SXSW Film director Janet Pierson welcomed a packed downstairs at the Paramount Theatre Monday afternoon and, after a few words, told the audience a very special guest was in attendance. Some in the audience released an audible gasp, and then, King of the Fanboys, J.J. Abrams came out to thunderous applause to introduce the behind-the-scenes documentary about the making of "Star Wars: The Force Awakens."

The love for the man who helped resurrect and restore a piece of the childhood of millions was evident.

"The Force is certainly strong today," a guy behind me said, as another yelled, "We love you, J.J."

Abrams, shockingly visiting Austin for just the first time, expressed how excited he was to shine a light on a few of the hundreds of people who helped make the dream for so many a realty.

It was the first time many had gotten much in depth info about the filming, a super furtive process referenced by many of the cast in the opening scenes of the doc.

"Are we allowed to talk about this?" was the general concern.

The movie opens with the internal announcement that Abrams will be leading the reboot. It is one of many scenes of closed-door meetings fans rarely get to see. And it almost didn’t happen. Abrams, who had worked on sequels in the past and had great reverence for the early films, said he almost didn’t take the job, as it felt like too much responsibility.

But it was obvious he was the man for the job. LucasFilm boss Kathleen Kennedy expressed throughout the film how important it was to maintain the feel and ingredient of the early films, and Abrams’ process helped cultivate that.

He and "Empire Strikes Back" scribe Lawrence Kasdan spent days walking the streets of Paris, London and elsewhere talking through their ideas about the movie and the story.

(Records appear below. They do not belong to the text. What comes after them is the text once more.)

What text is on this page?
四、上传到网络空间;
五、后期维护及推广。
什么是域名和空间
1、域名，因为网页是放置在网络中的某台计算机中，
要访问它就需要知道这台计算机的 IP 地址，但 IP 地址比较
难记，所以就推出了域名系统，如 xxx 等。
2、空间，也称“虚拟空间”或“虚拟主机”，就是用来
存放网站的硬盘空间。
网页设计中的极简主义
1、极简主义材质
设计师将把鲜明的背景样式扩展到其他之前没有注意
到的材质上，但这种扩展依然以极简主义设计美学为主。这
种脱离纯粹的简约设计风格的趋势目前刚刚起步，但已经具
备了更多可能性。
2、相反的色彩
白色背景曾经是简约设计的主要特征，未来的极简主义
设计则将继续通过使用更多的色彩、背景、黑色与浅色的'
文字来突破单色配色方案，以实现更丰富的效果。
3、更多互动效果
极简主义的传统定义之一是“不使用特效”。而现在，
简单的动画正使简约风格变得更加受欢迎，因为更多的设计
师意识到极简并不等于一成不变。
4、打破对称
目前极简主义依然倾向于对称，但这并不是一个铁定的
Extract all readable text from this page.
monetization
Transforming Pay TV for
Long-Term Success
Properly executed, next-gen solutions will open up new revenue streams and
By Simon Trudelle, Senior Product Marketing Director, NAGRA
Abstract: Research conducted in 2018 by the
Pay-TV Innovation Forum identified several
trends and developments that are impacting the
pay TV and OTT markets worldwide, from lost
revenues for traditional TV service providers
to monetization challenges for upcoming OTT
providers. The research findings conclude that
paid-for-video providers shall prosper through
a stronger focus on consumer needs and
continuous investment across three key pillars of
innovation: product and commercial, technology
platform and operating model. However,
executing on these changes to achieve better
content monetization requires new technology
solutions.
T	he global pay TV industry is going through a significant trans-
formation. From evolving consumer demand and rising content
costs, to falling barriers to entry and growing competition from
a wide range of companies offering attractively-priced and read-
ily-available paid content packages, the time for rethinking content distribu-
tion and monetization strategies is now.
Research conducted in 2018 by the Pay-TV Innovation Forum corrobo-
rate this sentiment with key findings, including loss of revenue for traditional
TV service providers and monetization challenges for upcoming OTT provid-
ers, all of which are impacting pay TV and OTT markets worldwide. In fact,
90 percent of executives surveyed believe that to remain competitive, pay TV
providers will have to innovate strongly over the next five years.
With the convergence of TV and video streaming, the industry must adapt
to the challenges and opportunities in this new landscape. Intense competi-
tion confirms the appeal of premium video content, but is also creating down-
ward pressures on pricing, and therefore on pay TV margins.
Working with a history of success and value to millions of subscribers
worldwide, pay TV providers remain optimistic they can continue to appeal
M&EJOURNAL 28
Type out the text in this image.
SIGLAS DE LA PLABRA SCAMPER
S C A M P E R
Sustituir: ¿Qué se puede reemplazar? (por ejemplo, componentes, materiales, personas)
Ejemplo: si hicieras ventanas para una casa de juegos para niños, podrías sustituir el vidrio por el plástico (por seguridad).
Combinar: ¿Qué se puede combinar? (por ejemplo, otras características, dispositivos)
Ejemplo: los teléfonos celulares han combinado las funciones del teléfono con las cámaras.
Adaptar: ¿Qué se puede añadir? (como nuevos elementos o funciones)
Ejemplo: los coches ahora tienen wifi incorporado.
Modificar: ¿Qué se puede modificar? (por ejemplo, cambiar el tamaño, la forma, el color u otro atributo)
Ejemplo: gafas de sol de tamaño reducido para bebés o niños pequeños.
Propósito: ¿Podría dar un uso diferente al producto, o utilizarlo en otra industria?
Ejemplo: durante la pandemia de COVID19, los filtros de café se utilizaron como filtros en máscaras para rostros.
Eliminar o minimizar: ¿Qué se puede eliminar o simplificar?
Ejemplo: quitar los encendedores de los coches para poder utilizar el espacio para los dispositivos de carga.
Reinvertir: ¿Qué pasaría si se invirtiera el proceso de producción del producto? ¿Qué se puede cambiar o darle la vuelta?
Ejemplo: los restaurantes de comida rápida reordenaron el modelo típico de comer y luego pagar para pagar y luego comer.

What Abrams knew from the beginning was that he wanted a new female heroine who would be introduced to Luke Skywalker. It was a great foundation for the story, and Abrams’ desire to use as much actual physical sets as possible helped make the movie feel tangible and connect it to the realism that we all gravitated to in "Star Wars."

Kasdan wasn’t the only returning member of the "Star Wars" team. The doc introduces audiences to visual effects artists and other crew who either worked on the first trilogy or had parents who did. That continuity to the endeavor gives the film a familial vibe that reflects how so many audiences come to the film — with family.

Of course it wasn’t just crew returning, there is the original trio of actors. Carrie Fisher explains in the film how her first day of shooting was the worst of her life, and the usually reticent Harrison Ford talks about how, after the second movie, he wanted his character of Han Solo to have a role in the emotional stakes of the story.

One of the coolest parts of the movie was watching Ford walk into the Millennium Falcon for the first time. And if you thought you were stoked when Solo and Chewbaca entered the old spacecraft, Abrams had you beat, as evident in his joyful reaction during the shooting of that scene.

That joy and Abrams’ sense of duty and responsibility was pervasive throughout the cast and crew, from old-timers to modern stars Daisy Ridley and John Boyega.

Creating a movie is part miracle and part magic. "Secrets of ‘The Force Awakens'" peak behind the curtain doesn’t ruin the magic trick, it makes you appreciate the movie even more and helps you realize that the people who made it love it as much as you do.

At the end of the screening, some supervisors and producers took the stage for Q&A. But everyone whipped their cameras out for R2D2, feeling like kids once again.